We asked Nina Katchadourian to tell us about a picture that means something to her, and why. Katchadourian’s exhibition Curiouser is on view at the Blanton Museum of Art in Austin, TX, through June 11, after which it travels to the Cantor Center for Visual Arts at Stanford University.
There is a book called Survive the Savage Sea (Robertson, 1973) that I reread about once a year. It’s the true account of the Robertsons, a Scottish family of farmers, who sold their farm, bought a sailboat, and sailed around the world as a way of educating their children. Their sailboat was struck by killer whales off the Galapagos Islands and the six castaways spent 38 days adrift before being rescued.
This book has been in my whole family’s consciousness ever since I was a kid, too.
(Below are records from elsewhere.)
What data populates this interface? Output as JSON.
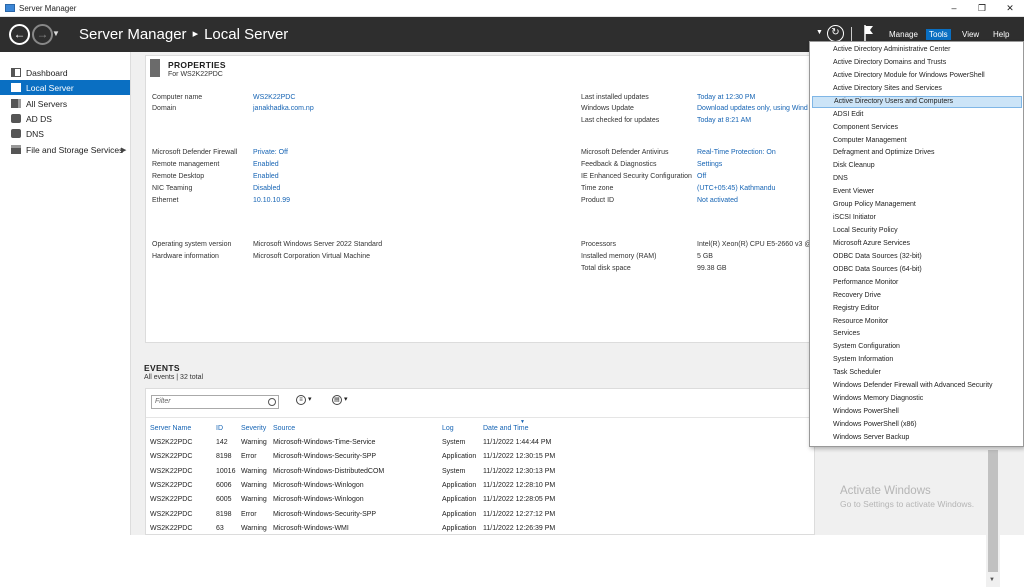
{
  "window": {
    "title": "Server Manager",
    "controls": [
      "–",
      "❐",
      "✕"
    ]
  },
  "header": {
    "breadcrumb_root": "Server Manager",
    "breadcrumb_sep": "▸",
    "breadcrumb_current": "Local Server",
    "menus": {
      "manage": "Manage",
      "tools": "Tools",
      "view": "View",
      "help": "Help"
    }
  },
  "sidebar": {
    "items": [
      {
        "label": "Dashboard",
        "icon": "dashboard-icon"
      },
      {
        "label": "Local Server",
        "icon": "server-icon"
      },
      {
        "label": "All Servers",
        "icon": "servers-icon"
      },
      {
        "label": "AD DS",
        "icon": "ad-ds-icon"
      },
      {
        "label": "DNS",
        "icon": "dns-icon"
      },
      {
        "label": "File and Storage Services",
        "icon": "storage-icon"
      }
    ],
    "expand_arrow": "▶"
  },
  "properties": {
    "title": "PROPERTIES",
    "subtitle": "For WS2K22PDC",
    "left": [
      {
        "label": "Computer name",
        "value": "WS2K22PDC",
        "link": true
      },
      {
        "label": "Domain",
        "value": "janakhadka.com.np",
        "link": true
      },
      {
        "label": "Microsoft Defender Firewall",
        "value": "Private: Off",
        "link": true
      },
      {
        "label": "Remote management",
        "value": "Enabled",
        "link": true
      },
      {
        "label": "Remote Desktop",
        "value": "Enabled",
        "link": true
      },
      {
        "label": "NIC Teaming",
        "value": "Disabled",
        "link": true
      },
      {
        "label": "Ethernet",
        "value": "10.10.10.99",
        "link": true
      },
      {
        "label": "Operating system version",
        "value": "Microsoft Windows Server 2022 Standard",
        "link": false
      },
      {
        "label": "Hardware information",
        "value": "Microsoft Corporation Virtual Machine",
        "link": false
      }
    ],
    "right": [
      {
        "label": "Last installed updates",
        "value": "Today at 12:30 PM",
        "link": true
      },
      {
        "label": "Windows Update",
        "value": "Download updates only, using Wind",
        "link": true
      },
      {
        "label": "Last checked for updates",
        "value": "Today at 8:21 AM",
        "link": true
      },
      {
        "label": "Microsoft Defender Antivirus",
        "value": "Real-Time Protection: On",
        "link": true
      },
      {
        "label": "Feedback & Diagnostics",
        "value": "Settings",
        "link": true
      },
      {
        "label": "IE Enhanced Security Configuration",
        "value": "Off",
        "link": true
      },
      {
        "label": "Time zone",
        "value": "(UTC+05:45) Kathmandu",
        "link": true
      },
      {
        "label": "Product ID",
        "value": "Not activated",
        "link": true
      },
      {
        "label": "Processors",
        "value": "Intel(R) Xeon(R) CPU E5-2660 v3 @ 2",
        "link": false
      },
      {
        "label": "Installed memory (RAM)",
        "value": "5 GB",
        "link": false
      },
      {
        "label": "Total disk space",
        "value": "99.38 GB",
        "link": false
      }
    ]
  },
  "events": {
    "title": "EVENTS",
    "subtitle": "All events | 32 total",
    "filter_placeholder": "Filter",
    "columns": [
      "Server Name",
      "ID",
      "Severity",
      "Source",
      "Log",
      "Date and Time"
    ],
    "rows": [
      [
        "WS2K22PDC",
        "142",
        "Warning",
        "Microsoft-Windows-Time-Service",
        "System",
        "11/1/2022 1:44:44 PM"
      ],
      [
        "WS2K22PDC",
        "8198",
        "Error",
        "Microsoft-Windows-Security-SPP",
        "Application",
        "11/1/2022 12:30:15 PM"
      ],
      [
        "WS2K22PDC",
        "10016",
        "Warning",
        "Microsoft-Windows-DistributedCOM",
        "System",
        "11/1/2022 12:30:13 PM"
      ],
      [
        "WS2K22PDC",
        "6006",
        "Warning",
        "Microsoft-Windows-Winlogon",
        "Application",
        "11/1/2022 12:28:10 PM"
      ],
      [
        "WS2K22PDC",
        "6005",
        "Warning",
        "Microsoft-Windows-Winlogon",
        "Application",
        "11/1/2022 12:28:05 PM"
      ],
      [
        "WS2K22PDC",
        "8198",
        "Error",
        "Microsoft-Windows-Security-SPP",
        "Application",
        "11/1/2022 12:27:12 PM"
      ],
      [
        "WS2K22PDC",
        "63",
        "Warning",
        "Microsoft-Windows-WMI",
        "Application",
        "11/1/2022 12:26:39 PM"
      ]
    ]
  },
  "tools_menu": {
    "items": [
      "Active Directory Administrative Center",
      "Active Directory Domains and Trusts",
      "Active Directory Module for Windows PowerShell",
      "Active Directory Sites and Services",
      "Active Directory Users and Computers",
      "ADSI Edit",
      "Component Services",
      "Computer Management",
      "Defragment and Optimize Drives",
      "Disk Cleanup",
      "DNS",
      "Event Viewer",
      "Group Policy Management",
      "iSCSI Initiator",
      "Local Security Policy",
      "Microsoft Azure Services",
      "ODBC Data Sources (32-bit)",
      "ODBC Data Sources (64-bit)",
      "Performance Monitor",
      "Recovery Drive",
      "Registry Editor",
      "Resource Monitor",
      "Services",
      "System Configuration",
      "System Information",
      "Task Scheduler",
      "Windows Defender Firewall with Advanced Security",
      "Windows Memory Diagnostic",
      "Windows PowerShell",
      "Windows PowerShell (x86)",
      "Windows Server Backup"
    ],
    "highlighted": "Active Directory Users and Computers"
  },
  "watermark": {
    "line1": "Activate Windows",
    "line2": "Go to Settings to activate Windows."
  },
  "colors": {
    "header_bg": "#2e2e2e",
    "accent": "#0a6fc2",
    "link": "#1664b4",
    "highlight": "#cce4f7"
  }
}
There is a photo of my family that we keep tucked away in the family copy of the book (I make this distinction because I have several copies of my own), and it shows the Robertsons in the Ednamair, their tiny fiberglass dinghy, at the moment of rescue. In our family photo, the Katchadourians are in our family boat, Sallywalker, as we are approaching a dock. The body positions in the picture recall the rescue photo so closely that my mother has captioned the family picture the same way as in the book.
Several years ago I made a pilgrimage to visit the Ednamair at the National Maritime Museum in Cornwall, England, and touching her was like laying hands on a holy object for me. She was so tiny. How much can people survive, endure, imagine, and invent under great duress? I’ve been thinking about this for nearly 41 years now, and I find the lessons of this book particularly instructive at this point in time.